- .NET (LTS recommended)
- .NET Interactive
- JupyterLab
The Motive Engine is based on opposing weights. An object signals its presence if the Sim's need is low. The need is the motive and that drives a Sims' decision. All games in the franchise are based on this dynamic at it's core. For example, if hunger is low then the fridge's presence is high and vice versa. A Sim's mood is the sum of the current state of their motives. They will only choose the fridge if it increases it's overall mood.
A Sim's motives decrease in increments and independently of each other during game play. They are randomized for this experiment.

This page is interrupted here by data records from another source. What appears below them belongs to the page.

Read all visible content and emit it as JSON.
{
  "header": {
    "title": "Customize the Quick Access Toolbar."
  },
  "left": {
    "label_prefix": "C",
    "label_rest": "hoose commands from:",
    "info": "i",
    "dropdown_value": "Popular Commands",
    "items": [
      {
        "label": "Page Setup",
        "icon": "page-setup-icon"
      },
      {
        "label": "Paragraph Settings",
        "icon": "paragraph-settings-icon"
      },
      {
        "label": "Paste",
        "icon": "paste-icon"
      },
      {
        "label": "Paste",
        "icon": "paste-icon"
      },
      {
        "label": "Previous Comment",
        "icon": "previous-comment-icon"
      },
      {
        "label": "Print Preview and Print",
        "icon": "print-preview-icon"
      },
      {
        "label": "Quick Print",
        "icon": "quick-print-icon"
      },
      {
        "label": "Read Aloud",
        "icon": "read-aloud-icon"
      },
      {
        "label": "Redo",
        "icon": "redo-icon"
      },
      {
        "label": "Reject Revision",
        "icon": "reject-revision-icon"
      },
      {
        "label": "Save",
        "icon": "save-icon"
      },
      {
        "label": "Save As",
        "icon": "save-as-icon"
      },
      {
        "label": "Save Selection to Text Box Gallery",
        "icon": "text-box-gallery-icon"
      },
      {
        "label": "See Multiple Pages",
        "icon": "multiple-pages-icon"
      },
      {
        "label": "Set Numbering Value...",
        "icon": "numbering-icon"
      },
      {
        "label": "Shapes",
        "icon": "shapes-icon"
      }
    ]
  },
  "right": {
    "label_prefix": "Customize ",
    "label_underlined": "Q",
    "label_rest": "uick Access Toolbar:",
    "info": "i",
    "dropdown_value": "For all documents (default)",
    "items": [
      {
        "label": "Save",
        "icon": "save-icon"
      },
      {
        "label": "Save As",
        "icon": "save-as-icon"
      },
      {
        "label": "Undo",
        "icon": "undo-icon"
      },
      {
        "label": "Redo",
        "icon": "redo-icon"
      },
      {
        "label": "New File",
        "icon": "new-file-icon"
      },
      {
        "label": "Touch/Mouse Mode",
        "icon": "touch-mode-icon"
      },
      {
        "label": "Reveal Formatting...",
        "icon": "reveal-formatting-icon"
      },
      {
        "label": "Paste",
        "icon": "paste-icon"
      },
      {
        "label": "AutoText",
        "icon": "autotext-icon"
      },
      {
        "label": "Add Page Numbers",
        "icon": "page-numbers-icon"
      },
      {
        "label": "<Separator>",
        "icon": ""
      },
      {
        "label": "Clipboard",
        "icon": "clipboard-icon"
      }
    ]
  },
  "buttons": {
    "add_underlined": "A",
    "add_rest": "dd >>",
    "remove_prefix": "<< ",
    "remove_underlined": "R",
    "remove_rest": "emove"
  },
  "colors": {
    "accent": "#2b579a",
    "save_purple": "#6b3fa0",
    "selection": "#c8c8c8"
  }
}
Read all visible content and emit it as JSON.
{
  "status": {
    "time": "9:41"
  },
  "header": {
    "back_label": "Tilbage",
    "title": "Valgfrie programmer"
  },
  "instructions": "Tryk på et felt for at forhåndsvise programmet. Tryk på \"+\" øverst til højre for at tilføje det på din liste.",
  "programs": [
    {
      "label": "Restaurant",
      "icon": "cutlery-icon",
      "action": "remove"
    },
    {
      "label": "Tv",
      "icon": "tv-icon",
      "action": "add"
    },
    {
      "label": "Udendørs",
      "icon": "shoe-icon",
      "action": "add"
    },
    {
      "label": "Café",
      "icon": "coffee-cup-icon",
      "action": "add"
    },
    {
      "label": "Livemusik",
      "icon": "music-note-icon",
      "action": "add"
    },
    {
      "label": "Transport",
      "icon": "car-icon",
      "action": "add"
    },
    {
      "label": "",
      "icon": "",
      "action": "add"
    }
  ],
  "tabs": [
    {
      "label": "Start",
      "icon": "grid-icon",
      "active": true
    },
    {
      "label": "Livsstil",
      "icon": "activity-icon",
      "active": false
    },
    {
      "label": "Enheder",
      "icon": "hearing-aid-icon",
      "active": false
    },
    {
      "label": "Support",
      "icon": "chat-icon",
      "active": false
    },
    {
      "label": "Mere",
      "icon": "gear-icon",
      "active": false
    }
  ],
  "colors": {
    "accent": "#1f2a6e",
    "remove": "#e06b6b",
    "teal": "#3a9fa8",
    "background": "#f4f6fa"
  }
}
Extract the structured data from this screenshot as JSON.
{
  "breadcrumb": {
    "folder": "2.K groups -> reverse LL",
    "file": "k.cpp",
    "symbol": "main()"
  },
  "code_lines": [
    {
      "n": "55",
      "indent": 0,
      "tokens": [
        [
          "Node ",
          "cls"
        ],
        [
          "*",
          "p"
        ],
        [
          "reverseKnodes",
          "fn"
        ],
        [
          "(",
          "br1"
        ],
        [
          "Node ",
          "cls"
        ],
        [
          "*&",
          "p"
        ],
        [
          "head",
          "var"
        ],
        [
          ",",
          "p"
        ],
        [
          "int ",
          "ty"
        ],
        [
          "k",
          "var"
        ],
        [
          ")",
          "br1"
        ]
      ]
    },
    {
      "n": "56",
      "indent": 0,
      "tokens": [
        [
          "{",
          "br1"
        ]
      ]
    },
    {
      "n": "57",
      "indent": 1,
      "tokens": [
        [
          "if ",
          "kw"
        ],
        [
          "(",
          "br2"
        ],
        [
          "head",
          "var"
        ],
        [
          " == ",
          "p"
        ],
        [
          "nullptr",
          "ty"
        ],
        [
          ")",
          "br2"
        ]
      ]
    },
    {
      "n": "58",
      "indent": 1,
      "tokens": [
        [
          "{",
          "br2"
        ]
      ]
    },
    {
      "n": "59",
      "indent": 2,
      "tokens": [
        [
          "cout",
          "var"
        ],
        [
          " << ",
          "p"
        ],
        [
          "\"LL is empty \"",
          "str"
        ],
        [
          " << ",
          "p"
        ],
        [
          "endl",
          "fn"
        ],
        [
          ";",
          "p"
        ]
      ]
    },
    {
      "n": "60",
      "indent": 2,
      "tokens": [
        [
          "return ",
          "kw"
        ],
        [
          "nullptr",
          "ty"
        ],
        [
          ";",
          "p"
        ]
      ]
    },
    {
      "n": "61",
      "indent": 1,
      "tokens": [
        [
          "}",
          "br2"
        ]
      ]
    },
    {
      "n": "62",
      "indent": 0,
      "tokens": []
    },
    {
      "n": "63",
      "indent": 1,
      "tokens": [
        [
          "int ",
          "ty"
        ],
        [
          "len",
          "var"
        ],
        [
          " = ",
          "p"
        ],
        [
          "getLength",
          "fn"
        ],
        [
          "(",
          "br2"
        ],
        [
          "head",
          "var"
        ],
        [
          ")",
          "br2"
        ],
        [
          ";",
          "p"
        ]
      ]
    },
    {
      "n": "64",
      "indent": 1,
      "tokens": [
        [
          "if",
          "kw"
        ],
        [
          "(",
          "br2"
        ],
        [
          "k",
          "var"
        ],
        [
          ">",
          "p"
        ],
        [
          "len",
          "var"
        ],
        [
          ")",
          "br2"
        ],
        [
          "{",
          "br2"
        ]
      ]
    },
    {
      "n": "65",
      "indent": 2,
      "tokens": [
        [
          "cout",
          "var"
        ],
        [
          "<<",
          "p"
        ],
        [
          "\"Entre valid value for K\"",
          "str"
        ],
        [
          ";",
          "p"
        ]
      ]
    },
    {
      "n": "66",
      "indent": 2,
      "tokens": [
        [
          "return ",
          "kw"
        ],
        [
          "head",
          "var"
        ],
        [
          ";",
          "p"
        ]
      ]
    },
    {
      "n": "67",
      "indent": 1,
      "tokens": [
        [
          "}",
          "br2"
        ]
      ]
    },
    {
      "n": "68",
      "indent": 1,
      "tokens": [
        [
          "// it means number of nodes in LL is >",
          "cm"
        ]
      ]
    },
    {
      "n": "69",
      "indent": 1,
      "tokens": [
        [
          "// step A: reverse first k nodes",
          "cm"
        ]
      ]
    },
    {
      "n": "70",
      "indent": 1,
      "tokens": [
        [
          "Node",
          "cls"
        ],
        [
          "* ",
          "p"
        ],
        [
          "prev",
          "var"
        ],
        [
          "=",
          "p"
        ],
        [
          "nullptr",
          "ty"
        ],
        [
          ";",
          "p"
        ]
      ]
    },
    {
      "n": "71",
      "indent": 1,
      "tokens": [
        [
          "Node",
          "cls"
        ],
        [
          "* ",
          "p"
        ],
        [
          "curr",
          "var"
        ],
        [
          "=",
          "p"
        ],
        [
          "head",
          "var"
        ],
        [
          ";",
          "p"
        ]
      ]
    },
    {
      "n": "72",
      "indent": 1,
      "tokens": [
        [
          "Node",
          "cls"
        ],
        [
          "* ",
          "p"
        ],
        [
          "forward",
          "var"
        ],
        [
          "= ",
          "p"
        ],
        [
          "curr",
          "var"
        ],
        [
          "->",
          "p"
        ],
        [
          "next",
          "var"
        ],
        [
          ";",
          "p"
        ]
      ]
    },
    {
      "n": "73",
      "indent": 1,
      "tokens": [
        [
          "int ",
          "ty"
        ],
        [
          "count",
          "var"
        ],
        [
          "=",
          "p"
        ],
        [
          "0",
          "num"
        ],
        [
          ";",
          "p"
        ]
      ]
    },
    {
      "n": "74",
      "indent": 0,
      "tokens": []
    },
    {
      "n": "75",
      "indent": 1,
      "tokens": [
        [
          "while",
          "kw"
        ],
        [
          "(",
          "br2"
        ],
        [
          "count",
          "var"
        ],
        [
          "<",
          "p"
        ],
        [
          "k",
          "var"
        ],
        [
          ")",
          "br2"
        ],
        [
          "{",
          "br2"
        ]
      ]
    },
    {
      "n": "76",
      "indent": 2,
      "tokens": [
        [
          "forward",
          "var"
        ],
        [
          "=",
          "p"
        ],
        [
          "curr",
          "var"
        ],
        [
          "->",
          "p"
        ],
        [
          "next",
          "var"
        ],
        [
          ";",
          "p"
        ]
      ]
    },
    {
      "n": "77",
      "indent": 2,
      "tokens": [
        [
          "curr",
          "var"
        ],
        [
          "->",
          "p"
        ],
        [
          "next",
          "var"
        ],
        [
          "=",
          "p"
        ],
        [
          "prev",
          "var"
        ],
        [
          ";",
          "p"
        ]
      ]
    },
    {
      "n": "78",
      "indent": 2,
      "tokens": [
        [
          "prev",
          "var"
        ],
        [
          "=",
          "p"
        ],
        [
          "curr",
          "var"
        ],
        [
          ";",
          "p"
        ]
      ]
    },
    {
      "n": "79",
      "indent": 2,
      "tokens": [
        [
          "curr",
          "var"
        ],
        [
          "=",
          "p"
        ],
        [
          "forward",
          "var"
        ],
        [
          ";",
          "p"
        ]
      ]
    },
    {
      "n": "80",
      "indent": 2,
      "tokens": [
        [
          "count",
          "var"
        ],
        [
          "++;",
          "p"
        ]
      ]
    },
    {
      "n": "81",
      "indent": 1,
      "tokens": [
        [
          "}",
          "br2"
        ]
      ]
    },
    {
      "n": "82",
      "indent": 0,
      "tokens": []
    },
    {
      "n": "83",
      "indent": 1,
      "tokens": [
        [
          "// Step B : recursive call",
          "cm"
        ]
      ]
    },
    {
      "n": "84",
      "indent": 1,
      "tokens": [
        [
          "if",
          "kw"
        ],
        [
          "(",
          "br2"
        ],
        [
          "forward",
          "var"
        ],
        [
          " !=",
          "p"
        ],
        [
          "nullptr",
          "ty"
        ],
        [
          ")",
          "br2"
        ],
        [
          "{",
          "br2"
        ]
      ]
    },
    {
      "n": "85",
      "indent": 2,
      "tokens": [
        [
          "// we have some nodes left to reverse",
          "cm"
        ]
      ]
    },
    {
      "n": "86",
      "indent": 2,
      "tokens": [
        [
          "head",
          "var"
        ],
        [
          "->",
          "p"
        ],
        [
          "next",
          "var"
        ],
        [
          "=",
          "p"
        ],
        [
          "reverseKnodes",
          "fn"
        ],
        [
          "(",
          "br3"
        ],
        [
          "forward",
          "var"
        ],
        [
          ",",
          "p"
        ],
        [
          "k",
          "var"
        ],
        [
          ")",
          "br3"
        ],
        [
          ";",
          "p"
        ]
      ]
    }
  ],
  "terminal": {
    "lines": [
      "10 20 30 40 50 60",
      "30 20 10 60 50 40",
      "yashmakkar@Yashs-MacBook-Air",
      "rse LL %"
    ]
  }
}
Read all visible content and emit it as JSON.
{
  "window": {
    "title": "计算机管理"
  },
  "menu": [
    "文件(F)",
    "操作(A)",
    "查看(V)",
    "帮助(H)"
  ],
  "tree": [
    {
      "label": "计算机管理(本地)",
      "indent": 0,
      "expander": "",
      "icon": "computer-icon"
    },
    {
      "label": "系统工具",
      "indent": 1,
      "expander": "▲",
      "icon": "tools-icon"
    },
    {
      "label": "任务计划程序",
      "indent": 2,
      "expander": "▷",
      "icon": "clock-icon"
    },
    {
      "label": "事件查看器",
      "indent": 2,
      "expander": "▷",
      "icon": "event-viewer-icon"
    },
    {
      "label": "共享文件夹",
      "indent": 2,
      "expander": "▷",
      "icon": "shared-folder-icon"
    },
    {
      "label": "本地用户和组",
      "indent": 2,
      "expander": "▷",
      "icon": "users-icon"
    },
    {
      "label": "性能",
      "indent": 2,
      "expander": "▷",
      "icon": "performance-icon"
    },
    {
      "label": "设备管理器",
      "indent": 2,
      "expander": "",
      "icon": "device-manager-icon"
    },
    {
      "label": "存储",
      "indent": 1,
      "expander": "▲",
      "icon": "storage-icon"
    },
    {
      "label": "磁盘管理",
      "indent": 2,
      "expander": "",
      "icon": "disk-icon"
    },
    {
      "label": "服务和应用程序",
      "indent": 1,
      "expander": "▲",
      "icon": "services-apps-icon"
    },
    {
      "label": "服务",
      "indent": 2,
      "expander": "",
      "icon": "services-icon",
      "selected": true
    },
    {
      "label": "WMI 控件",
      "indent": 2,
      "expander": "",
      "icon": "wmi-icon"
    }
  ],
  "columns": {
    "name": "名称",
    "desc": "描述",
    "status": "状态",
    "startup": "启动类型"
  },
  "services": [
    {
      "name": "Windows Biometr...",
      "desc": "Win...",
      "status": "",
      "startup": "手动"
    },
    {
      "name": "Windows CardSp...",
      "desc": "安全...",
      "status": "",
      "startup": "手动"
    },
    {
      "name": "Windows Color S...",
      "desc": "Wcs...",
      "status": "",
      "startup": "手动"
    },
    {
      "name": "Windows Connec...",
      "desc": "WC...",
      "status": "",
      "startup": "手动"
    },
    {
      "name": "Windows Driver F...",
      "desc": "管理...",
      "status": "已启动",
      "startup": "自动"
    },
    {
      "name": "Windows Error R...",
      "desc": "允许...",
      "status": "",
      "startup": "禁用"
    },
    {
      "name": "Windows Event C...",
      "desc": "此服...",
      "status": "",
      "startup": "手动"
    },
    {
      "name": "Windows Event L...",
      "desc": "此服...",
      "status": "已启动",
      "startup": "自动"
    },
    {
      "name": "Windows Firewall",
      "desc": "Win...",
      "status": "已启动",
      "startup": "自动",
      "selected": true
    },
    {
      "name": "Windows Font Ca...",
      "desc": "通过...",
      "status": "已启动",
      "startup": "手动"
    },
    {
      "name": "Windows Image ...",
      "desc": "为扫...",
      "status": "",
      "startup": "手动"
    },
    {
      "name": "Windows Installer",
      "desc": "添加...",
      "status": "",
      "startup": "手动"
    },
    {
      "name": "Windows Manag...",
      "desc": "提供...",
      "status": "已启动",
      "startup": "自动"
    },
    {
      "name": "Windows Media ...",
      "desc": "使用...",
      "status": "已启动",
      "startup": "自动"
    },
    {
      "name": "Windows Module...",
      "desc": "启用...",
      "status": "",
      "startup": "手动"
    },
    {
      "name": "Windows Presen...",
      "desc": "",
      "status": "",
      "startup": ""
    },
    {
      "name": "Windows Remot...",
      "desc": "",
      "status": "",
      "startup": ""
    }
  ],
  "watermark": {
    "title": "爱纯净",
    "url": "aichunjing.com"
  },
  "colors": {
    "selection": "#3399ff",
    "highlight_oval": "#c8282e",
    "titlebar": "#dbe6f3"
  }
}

The actual decision making is handled by ML.NET's recommendation algorithms based on Action, Need, and Threshold where Threshold is the "Rating", Need is the "User" and Action is the "Item". For example:
| Action | Need | Min | Max |
|---|---|---|---|
| Refrigerator | Hunger | 10 | 30 |
| Toy | Fun | 60 | 70 |
The decision engine keeps an eye on the motives and the queue. The threshold is how the low the motive has to be in order for a Sim to use an object. Just like in The Sims, this can be tuned afterwards. However, In Under the Hood of The Sims says that the final decision is based on whether the fridge increases the current mood as a whole, not the hunger motive.
Current dataset design is NOT FINAL.
I license the source code for this project under the Apache 2.0, see LICENSE, and data sets under the Open Database License, see DATA-LICENSE.